We applied the same approach when we started working on spam filtering. We wrote an initial paper that studied the network-level behavior of spammers with some data we were able to collect at a local “spam trap” on the MIT campus (more on that project in a later post). The visibility of that work (and its unique approach, which spawned a lot of follow-on work) allowed us to connect with people in industry who were working on spam filtering, had real problems that needed solving, and had data (and, equally importantly, expertise) to help us think about the problems and solutions more clearly.
In these projects (as well as other more recent ones), I see a pattern in how one can get access to “real data”, even in academia. Roughly, here is some advice:
- Have a clear, practical problem or question in mind. Do not simply ask for data. Everyone asks for data. A much more select set is actually capable of doing something useful with it. Demonstrate that you have given some thought to questions you want to answer, and think about whether anyone else might be interested in those questions. Importantly, think about whether the person you are asking for data might be interested in what you have to offer.

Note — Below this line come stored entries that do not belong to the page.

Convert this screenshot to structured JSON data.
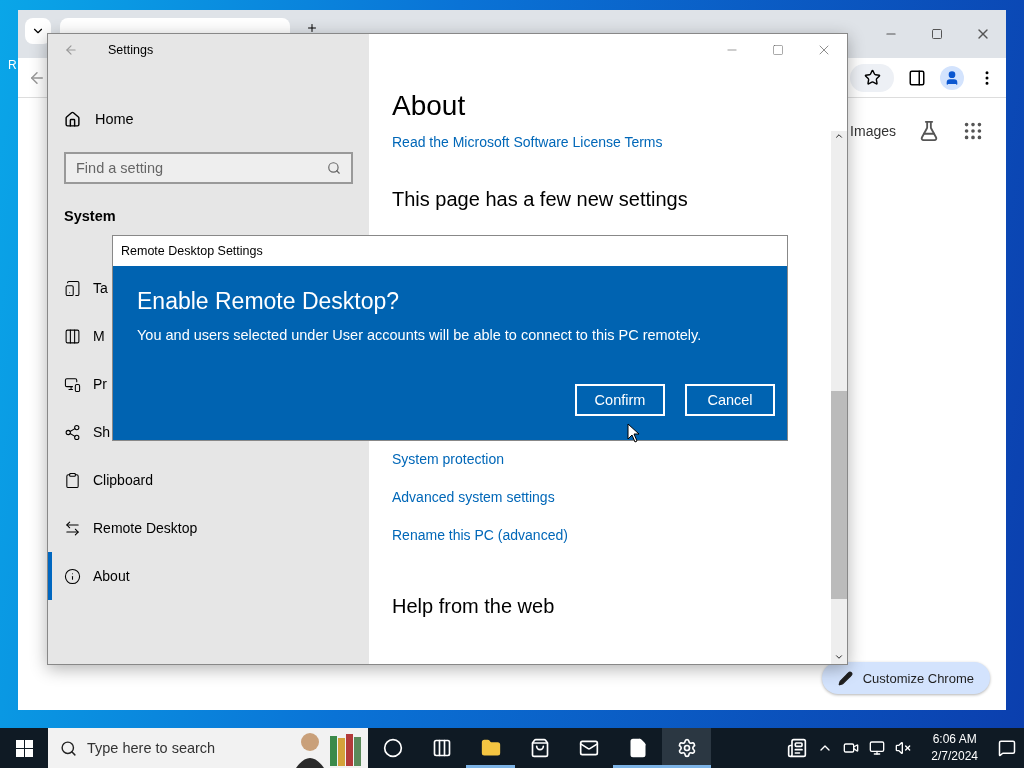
{
  "desktop": {
    "icon_label": "R"
  },
  "browser": {
    "images_link": "Images",
    "customize_button": "Customize Chrome"
  },
  "settings": {
    "title": "Settings",
    "home": "Home",
    "search": {
      "placeholder": "Find a setting"
    },
    "section": "System",
    "nav": [
      {
        "label": "Ta",
        "kind": "tablet",
        "selected": false
      },
      {
        "label": "M",
        "kind": "multitask",
        "selected": false
      },
      {
        "label": "Pr",
        "kind": "project",
        "selected": false
      },
      {
        "label": "Sh",
        "kind": "shared",
        "selected": false
      },
      {
        "label": "Clipboard",
        "kind": "clipboard",
        "selected": false
      },
      {
        "label": "Remote Desktop",
        "kind": "remote",
        "selected": false
      },
      {
        "label": "About",
        "kind": "info",
        "selected": true
      }
    ],
    "page_title": "About",
    "license_link": "Read the Microsoft Software License Terms",
    "new_settings_heading": "This page has a few new settings",
    "related_links": [
      "System protection",
      "Advanced system settings",
      "Rename this PC (advanced)"
    ],
    "help_heading": "Help from the web"
  },
  "dialog": {
    "title": "Remote Desktop Settings",
    "heading": "Enable Remote Desktop?",
    "message": "You and users selected under User accounts will be able to connect to this PC remotely.",
    "buttons": [
      "Confirm",
      "Cancel"
    ]
  },
  "taskbar": {
    "search": {
      "placeholder": "Type here to search"
    },
    "apps": [
      {
        "kind": "cortana",
        "running": false,
        "selected": false
      },
      {
        "kind": "taskview",
        "running": false,
        "selected": false
      },
      {
        "kind": "explorer",
        "running": true,
        "selected": false
      },
      {
        "kind": "store",
        "running": false,
        "selected": false
      },
      {
        "kind": "mail",
        "running": false,
        "selected": false
      },
      {
        "kind": "notepad",
        "running": true,
        "selected": false
      },
      {
        "kind": "settings",
        "running": true,
        "selected": true
      }
    ],
    "clock": {
      "time": "6:06 AM",
      "date": "2/7/2024"
    }
  }
}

- Be prepared to work with imperfect data. You may not get exactly the data you would like. For example, the router configurations or traffic traces might be partially anonymized. You may only get metadata about email messages, as opposed to full payloads. (And so on.) Your initial reaction might be to think that all is lost without the “perfect dataset”. This is rarely the case! Think about how you can either adjust your model, or adapt your approach (or even the question itself) with imperfect data.
- Be prepared to operate blindly. In many cases, operators (or other researchers) cannot give you raw data that they have access to; often, data may be sensitive, or protected by non-disclosure agreements. However, these people can sometimes run analysis on the data for you, if you are nice to them, and if you write the analysis code in a way that they can easily run your scripts.
- Bring something to the table. This goes back to Randy Bush’s point. If you make yourself useful to operators (or others with data), they will want to work with you—if you are asking an interesting question or providing something useful, they might be just as interested in the answers as you are.
There is much more to say about networking research and data. Sometimes it is simply not possible to get the data one needs to solve interesting research problems (e.g., pricing data is very difficult to obtain). Still, I think as networking researchers, we should be first looking for interesting problems and then looking for data that can help us solve those problems; too often, we operate in reverse, like the drunk who looks for his keys under the lamppost because it is brighter where the light is shining. I’ll say more about this in a later post.
I really like this post, great advice… although I work in a very different area, my own experiences in industrial research and working with people on the front lines in telecoms echoes this. They’re happy to participate (they generated data for me) but they want to know what they will get in return. And of course if it’s a tool, I’m guessing that another crucial feature of working in this mode is iteration, as access to increasingly large/complex data sets continues to define and redefine the nature of the actual problem being solved.